A doctor’s obligation to obtain informed consent from his/her patient includes the following:
- The doctor must disclose the nature of the treatment, its gravity, and any associated risks that would want to be known by a reasonable patient
- The doctor must inform the patient about the frequency or statistical chance of a material or special risk arising
- The doctor must explain the nature and severity of the injury that could ensue
The issue of informed consent was considered by the Supreme Court of Canada in Cojocaru v. British Columbia Women’s Hospital and Health Centre 2013 SCC 30.
In this case, the injured claimant was a child who suffered brain damage during his birth at the British Columbia Women’s Hospital and Health Centre. HIs mother had previously given birth to a child by caesarean section in Romania. Her prenatal care obstetrician recommended that she attempt to deliver him by “vaginal birth after caesarean section” which is known in short as “VBAC”. On the day of the delivery, her labour was induced. During labour, she experienced a uterine rupture due to a scar from her previous caesarean section which, in turn, restricted the injured claimant’s oxygen supply. An emergency caesarean section was then performed. As a result, the injured claimant suffered brain damage which resulted in cerebral palsy.
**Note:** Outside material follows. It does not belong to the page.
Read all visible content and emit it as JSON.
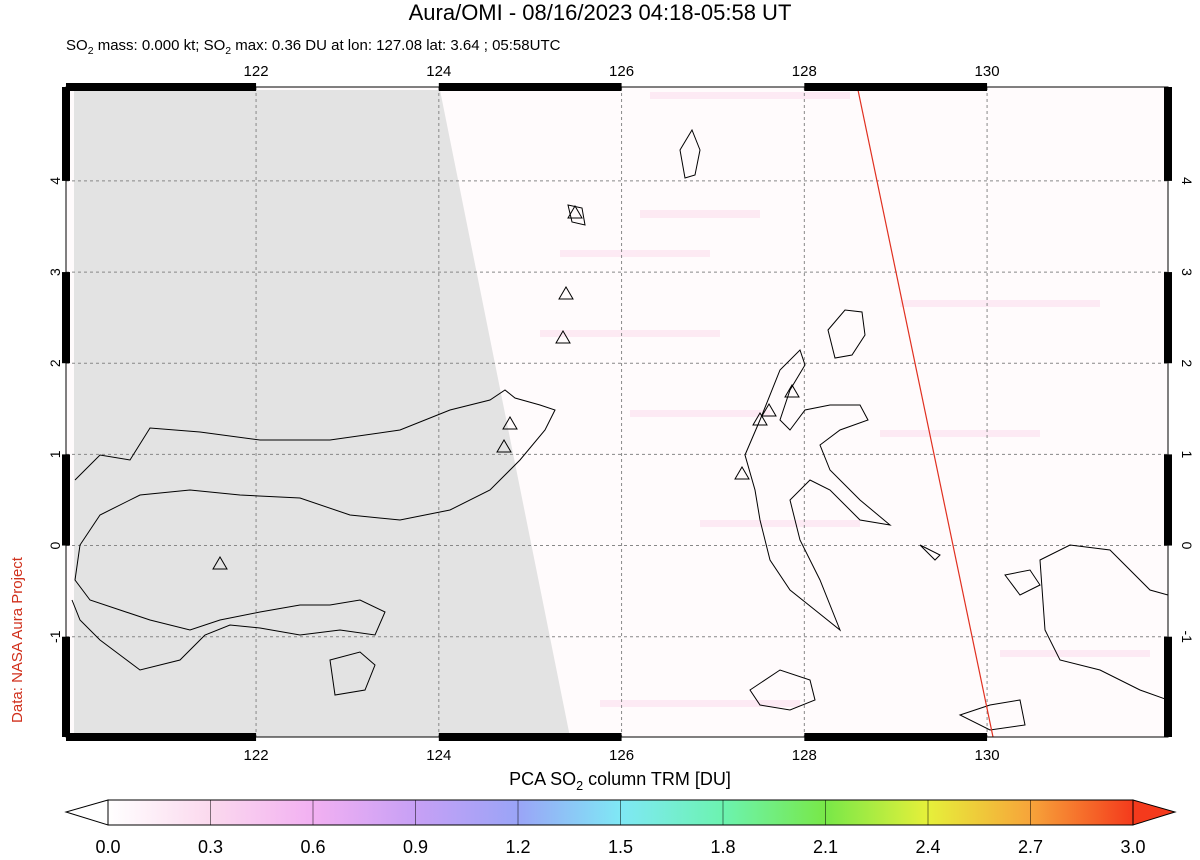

The injured claimant and his mother brought an action in negligence against the hospital, the attending nurses and all of the doctors involved.
At the first trial at the British Columbia Supreme Court, there were 2 informed consent issues considered by the trial judge:
- did the doctor provide the injured claimant’s mother with the required information such that she gave an informed consent to having a prostaglandin induction?
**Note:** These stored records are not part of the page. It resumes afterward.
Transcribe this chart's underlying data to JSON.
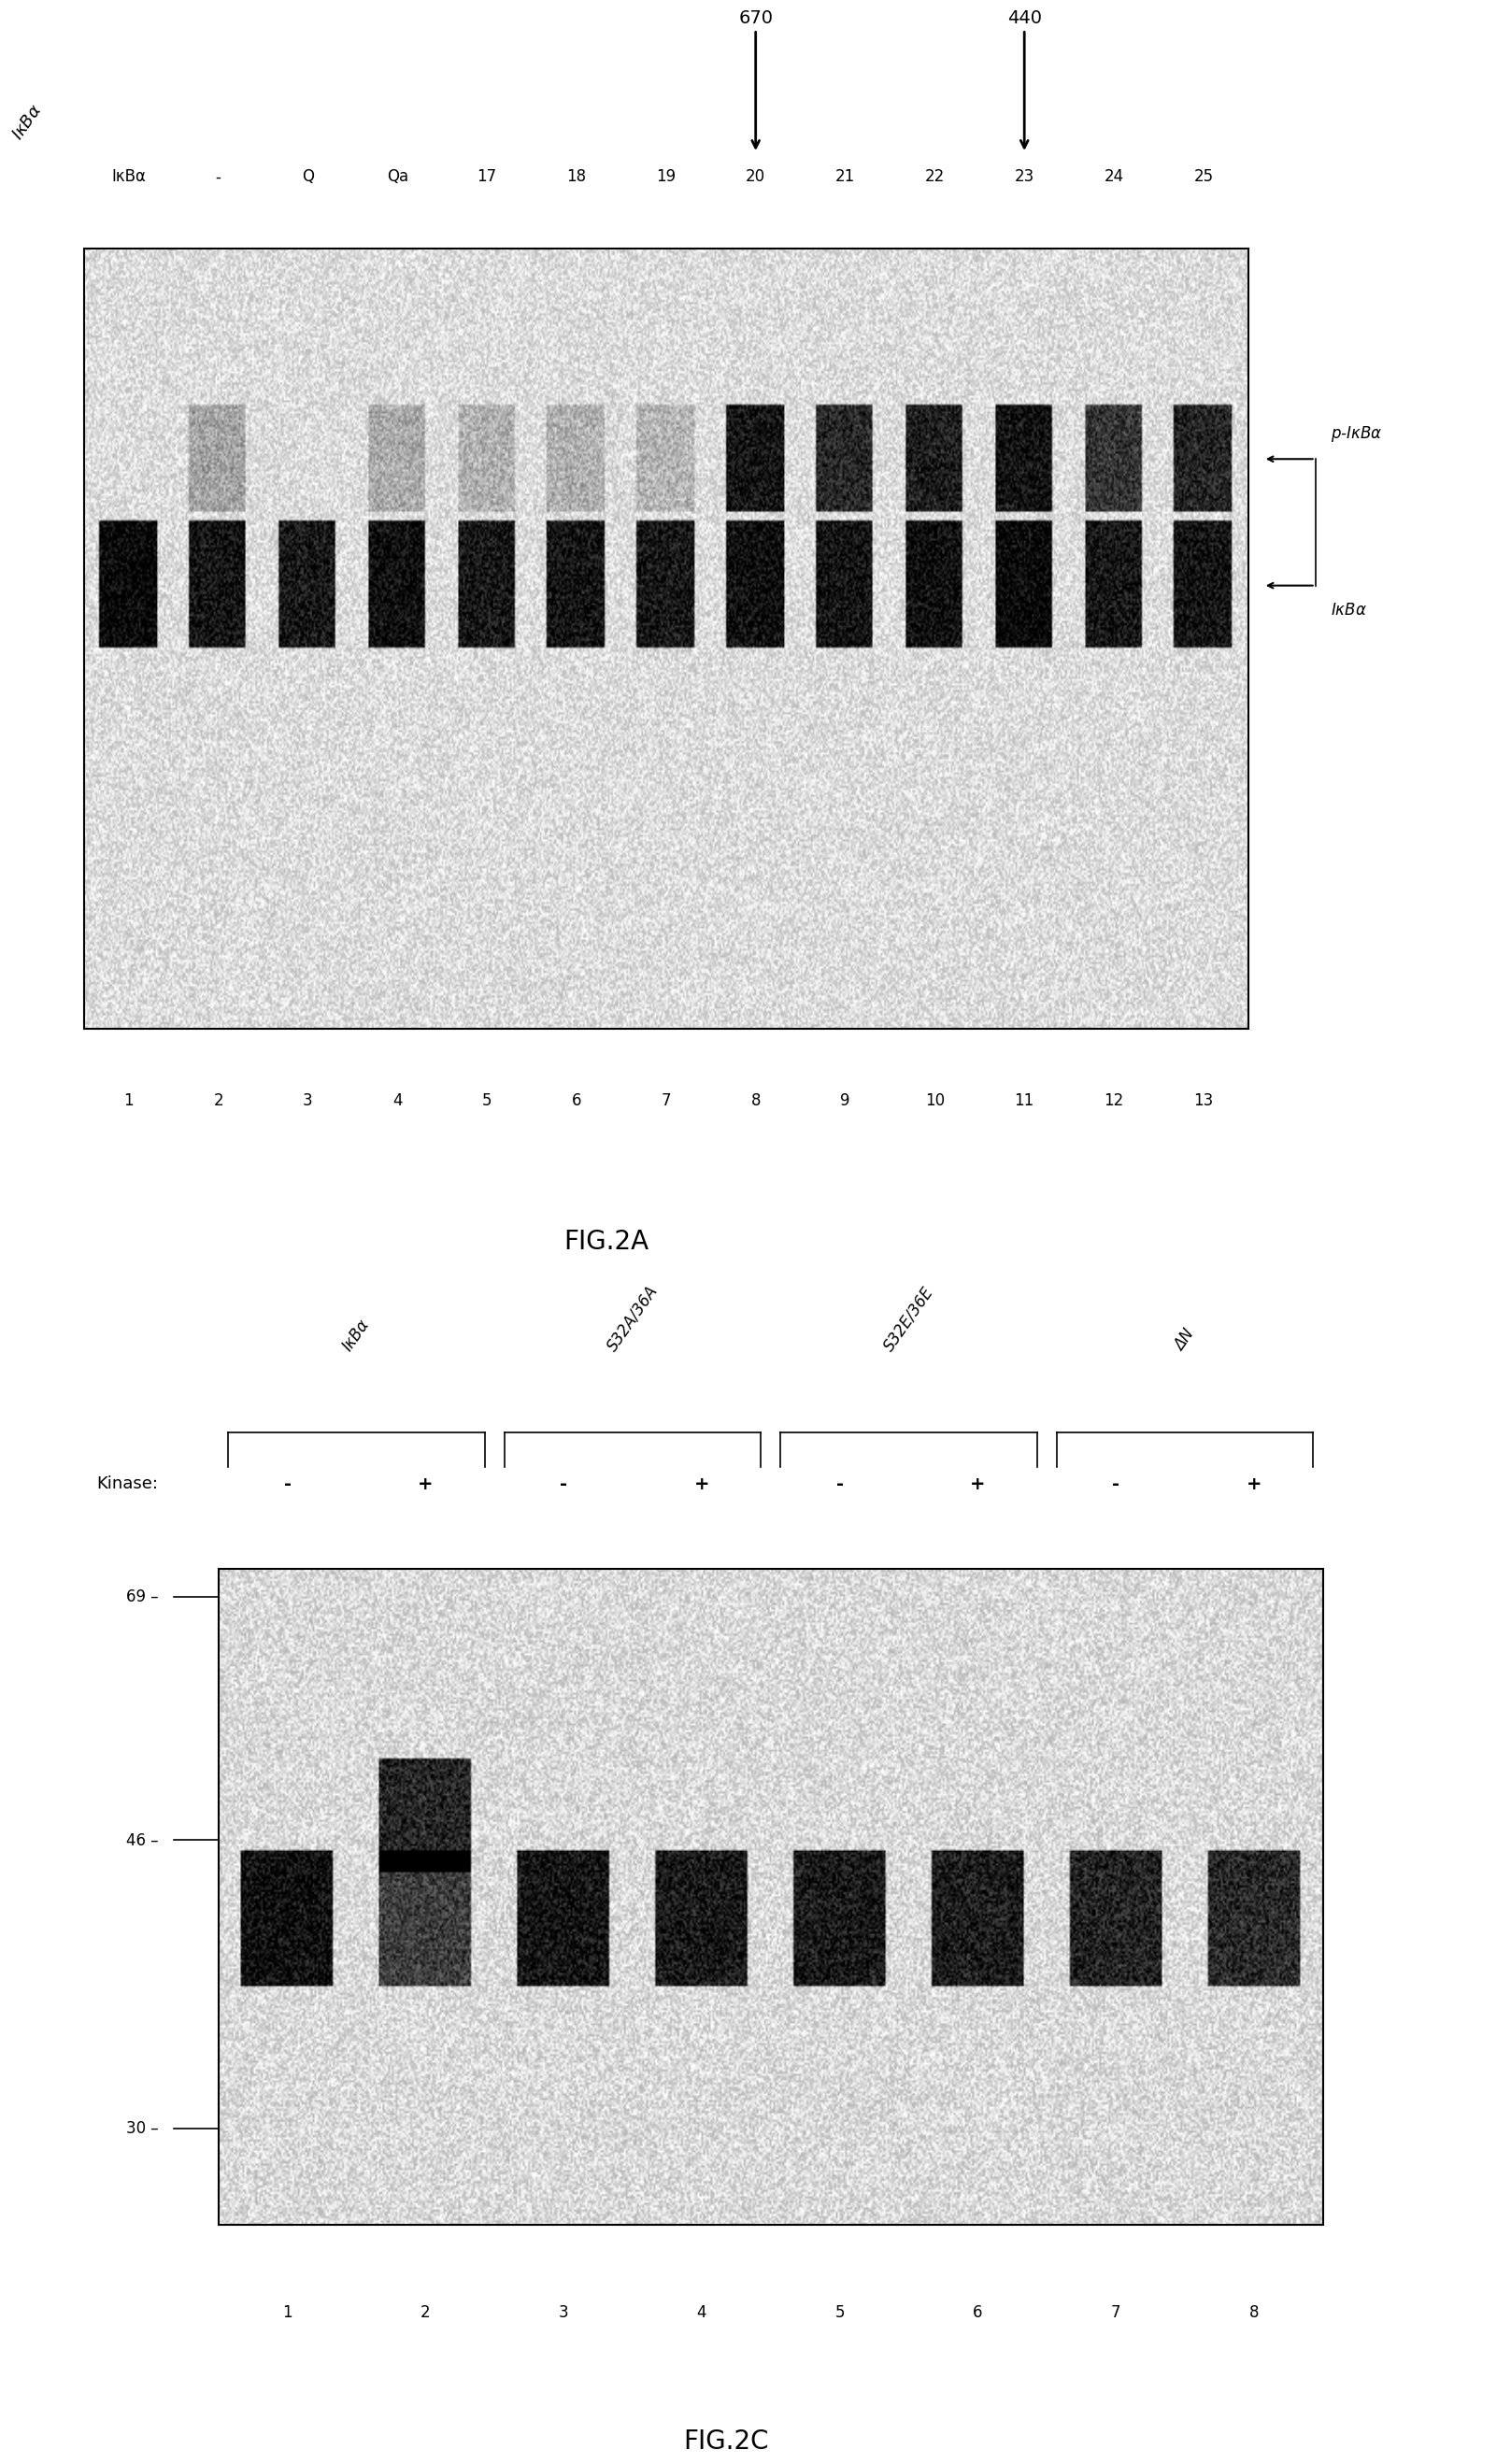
{
  "fig2a": {
    "title": "FIG.2A",
    "top_labels_row1": [
      "IκBα",
      "-",
      "Q",
      "Qa",
      "17",
      "18",
      "19",
      "20",
      "21",
      "22",
      "23",
      "24",
      "25"
    ],
    "bottom_labels": [
      "1",
      "2",
      "3",
      "4",
      "5",
      "6",
      "7",
      "8",
      "9",
      "10",
      "11",
      "12",
      "13"
    ],
    "arrow_670_lane": 7,
    "arrow_440_lane": 10,
    "right_label_upper": "p-IκBα",
    "right_label_lower": "IκBα",
    "num_lanes": 13,
    "upper_intensities": [
      0.0,
      0.18,
      0.0,
      0.15,
      0.12,
      0.12,
      0.1,
      0.88,
      0.78,
      0.84,
      0.9,
      0.72,
      0.8
    ],
    "lower_intensities": [
      0.9,
      0.84,
      0.82,
      0.86,
      0.82,
      0.84,
      0.82,
      0.86,
      0.84,
      0.86,
      0.9,
      0.82,
      0.84
    ]
  },
  "fig2c": {
    "title": "FIG.2C",
    "group_labels": [
      "IκBα",
      "S32A/36A",
      "S32E/36E",
      "ΔN"
    ],
    "kinase_labels": [
      "-",
      "+",
      "-",
      "+",
      "-",
      "+",
      "-",
      "+"
    ],
    "bottom_labels": [
      "1",
      "2",
      "3",
      "4",
      "5",
      "6",
      "7",
      "8"
    ],
    "mw_markers": [
      "69",
      "46",
      "30"
    ],
    "num_lanes": 8,
    "lower_intensities": [
      0.85,
      0.62,
      0.82,
      0.8,
      0.8,
      0.78,
      0.75,
      0.72
    ],
    "upper_intensities": [
      0.0,
      0.78,
      0.0,
      0.0,
      0.0,
      0.0,
      0.0,
      0.0
    ]
  },
  "background_color": "#ffffff"
}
- did the doctor provide the injured claimant’s mother with the required information such that she gave an informed consent to having a VBAC delivery?
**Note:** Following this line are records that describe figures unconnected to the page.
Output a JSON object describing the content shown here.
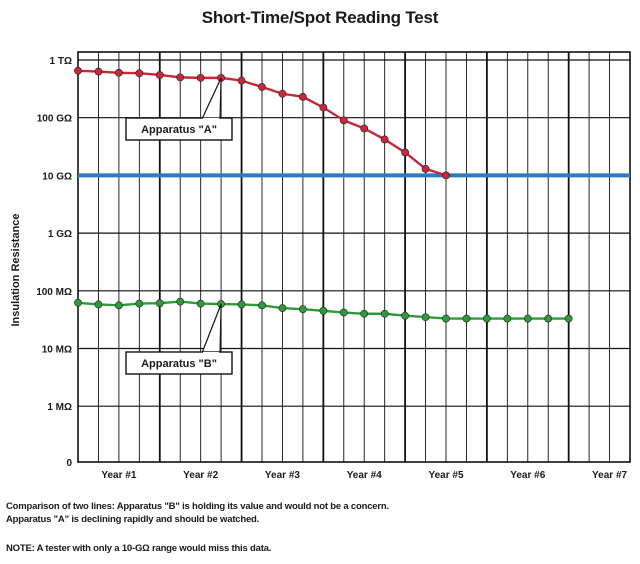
{
  "chart_data": {
    "type": "line",
    "title": "Short-Time/Spot Reading Test",
    "ylabel": "Insulation Resistance",
    "xlabel": "",
    "y_scale": "log",
    "y_tick_labels": [
      "0",
      "1 MΩ",
      "10 MΩ",
      "100 MΩ",
      "1 GΩ",
      "10 GΩ",
      "100 GΩ",
      "1 TΩ"
    ],
    "x_tick_labels": [
      "Year #1",
      "Year #2",
      "Year #3",
      "Year #4",
      "Year #5",
      "Year #6",
      "Year #7"
    ],
    "x_range": [
      0,
      27
    ],
    "grid": true,
    "series": [
      {
        "name": "Apparatus \"A\"",
        "color": "#c8283c",
        "x": [
          0,
          1,
          2,
          3,
          4,
          5,
          6,
          7,
          8,
          9,
          10,
          11,
          12,
          13,
          14,
          15,
          16,
          17,
          18
        ],
        "y_ohm": [
          650000000000.0,
          630000000000.0,
          600000000000.0,
          590000000000.0,
          550000000000.0,
          500000000000.0,
          490000000000.0,
          490000000000.0,
          440000000000.0,
          340000000000.0,
          260000000000.0,
          230000000000.0,
          150000000000.0,
          90000000000.0,
          65000000000.0,
          42000000000.0,
          25000000000.0,
          13000000000.0,
          10000000000.0
        ]
      },
      {
        "name": "Apparatus \"B\"",
        "color": "#2e9a3c",
        "x": [
          0,
          1,
          2,
          3,
          4,
          5,
          6,
          7,
          8,
          9,
          10,
          11,
          12,
          13,
          14,
          15,
          16,
          17,
          18,
          19,
          20,
          21,
          22,
          23,
          24
        ],
        "y_ohm": [
          62000000.0,
          58000000.0,
          56000000.0,
          60000000.0,
          61000000.0,
          65000000.0,
          60000000.0,
          59000000.0,
          58000000.0,
          56000000.0,
          50000000.0,
          48000000.0,
          45000000.0,
          42000000.0,
          40000000.0,
          40000000.0,
          37000000.0,
          35000000.0,
          33000000.0,
          33000000.0,
          33000000.0,
          33000000.0,
          33000000.0,
          33000000.0,
          33000000.0
        ]
      }
    ],
    "reference_line": {
      "y_ohm": 10000000000.0,
      "color": "#2c79c4"
    },
    "annotations": [
      "Apparatus \"A\"",
      "Apparatus \"B\""
    ]
  },
  "notes": [
    "Comparison of two lines: Apparatus \"B\" is holding its value and would not be a concern.",
    "Apparatus \"A\" is declining rapidly and should be watched.",
    "NOTE: A tester with only a 10-GΩ range would miss this data."
  ]
}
On the evidence, the trial judge found that the doctor was negligent in failing to disclose to the injured claimant’s mother the risks to both procedures and awarded approximately $4,000,000.00 in damages the majority of which related to the cost of future care.
The defendants (doctors, nurses and hospital) appealed the judgment on a technical issue alleging that the trial judge erred when he replicated large portions of the plaintiff’s submissions and, therefore failed to properly consider the defendant’s position. The British Columbia Court of Appeal agreed and ordered a new trial.
The injured claimant appealed the finding and the matter then proceeded to the Supreme Court of Canada.
In the decision, the Supreme Court of Canada made 2 important determinations.
First, the Supreme Court of Canada concluded that it would have been better if the trial judge at the BC Supreme Court had not copied from the submissions, but determined that this was not a sufficient reason to set aside that judgment.
Second, the Supreme Court of Canada on the issue of liability found one of the doctors negligent on the issue of informed consent. Specifically, the court concluded that this doctor did not provide the injured claimant’s mother with the necessary and required information to make an informed decision about whether or not to have the VBAC delivery. Negligence was founded on the doctor’s over estimation of the likelihood of success of a VBAC and she did not properly explain the statistical risks of a VBAC in terms of the risk to her life and her baby.